Komiyama Riho, Ohira Shingo, Ueda Hikari, Kanayama Naoyuki, Masaoka Akira, Isono Masaru, Ueda Yoshihiro, Miyazaki Masayoshi, Teshima Teruki
Department of Radiation Oncology, Osaka International Cancer Institute, Osaka, Japan.
Department of Medical Physics and Engineering, Osaka University Graduate School of Medicine, Suita, Japan.
J Appl Clin Med Phys. 2021 Mar;22(3):254-260. doi: 10.1002/acm2.13143. Epub 2021 Mar 3.
This study investigated the intra-fractional motion (IM) of patients immobilized using the QFix Encompass Immobilization System during HyperArc (HA) treatment.

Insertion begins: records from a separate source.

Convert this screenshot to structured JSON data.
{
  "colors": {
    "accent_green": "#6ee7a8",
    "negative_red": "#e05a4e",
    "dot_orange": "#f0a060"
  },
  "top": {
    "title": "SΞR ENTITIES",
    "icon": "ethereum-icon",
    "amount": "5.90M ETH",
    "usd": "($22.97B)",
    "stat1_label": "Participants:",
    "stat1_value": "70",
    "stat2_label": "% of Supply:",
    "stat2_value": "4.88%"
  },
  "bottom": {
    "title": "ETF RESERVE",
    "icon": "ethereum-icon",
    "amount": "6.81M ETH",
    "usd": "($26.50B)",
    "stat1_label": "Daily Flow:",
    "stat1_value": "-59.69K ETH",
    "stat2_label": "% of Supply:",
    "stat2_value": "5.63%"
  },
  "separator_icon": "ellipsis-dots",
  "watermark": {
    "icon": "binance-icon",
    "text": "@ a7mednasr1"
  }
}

HA treatment was performed on 89 patients immobilized using the Encompass. The IM during treatment (including megavoltage (MV) registration) was analyzed for six degrees of freedom including three axes of translation (anterior-posterior, superior-inferior (SI) and left-right (LR)) and three axes of rotation (pitch, roll, and yaw). Then, the no corrected IM (IM ) was retrospectively simulated (excluding MV registration) in three directions (SI, LR, and yaw). Finally, the correlation between the treatment time and the IM of the 3D vector was assessed.
The average IM in terms of the absolute displacement were 0.3 mm (SI), 0.3 mm (LR) and 0.2° (yaw) for Stereotactic radiosurgery (SRS), and 0.3 mm (SI), 0.2 mm (LR), and 0.2° (yaw) for stereotactic radiotherapy (SRT). The absolute maximum values of IM were <1 mm along the SI and LR axes and <1° along the yaw axis. The absolute maximum displacements for IM were >1 mm along the SI and LR axes and >1° along the yaw axis. In the correlation between the treatment time and the IM, the r-values were -0.025 and 0.027 for SRS and SRT respectively, along the axes of translation. For the axes of rotation, the r-values were 0.012 and 0.206 for SRS and SRT, respectively.
Encompass provided patient immobilization with adequate accuracy during HA treatment. The absolute maximum displacement IM was less than IM along the translational/rotational axes, and no statistically significant relationship between the treatment time and the IM was observed.
本研究调查了在使用HyperArc(HA)治疗期间,采用QFix Encompass固定系统固定的患者的分次内运动(IM)情况。
对89例使用Encompass固定的患者进行HA治疗。分析治疗期间的IM(包括兆伏(MV)配准)在六个自由度上的情况,包括三个平移轴(前后、上下(SI)和左右(LR))和三个旋转轴(俯仰、横滚和偏航)。然后,在三个方向(SI、LR和偏航)上回顾性模拟未校正的IM(IM )(不包括MV配准)。最后,评估治疗时间与三维向量的IM之间的相关性。
立体定向放射外科(SRS)的绝对位移平均IM为0.3毫米(SI)、0.3毫米(LR)和0.2°(偏航),立体定向放射治疗(SRT)为0.3毫米(SI)、0.2毫米(LR)和0.2°(偏航)。IM的绝对最大值在SI和LR轴上<1毫米,在偏航轴上<1°。IM的绝对最大位移在SI和LR轴上>1毫米,在偏航轴上>1°。在治疗时间与IM的相关性方面,SRS和SRT在平移轴上的r值分别为-0.025和0.027。对于旋转轴,SRS和SRT的r值分别为0.012和0.206。
Encompass在HA治疗期间为患者提供了足够精确的固定。绝对最大位移IM在平移/旋转轴上小于IM,且未观察到治疗时间与IM之间有统计学上的显著关系。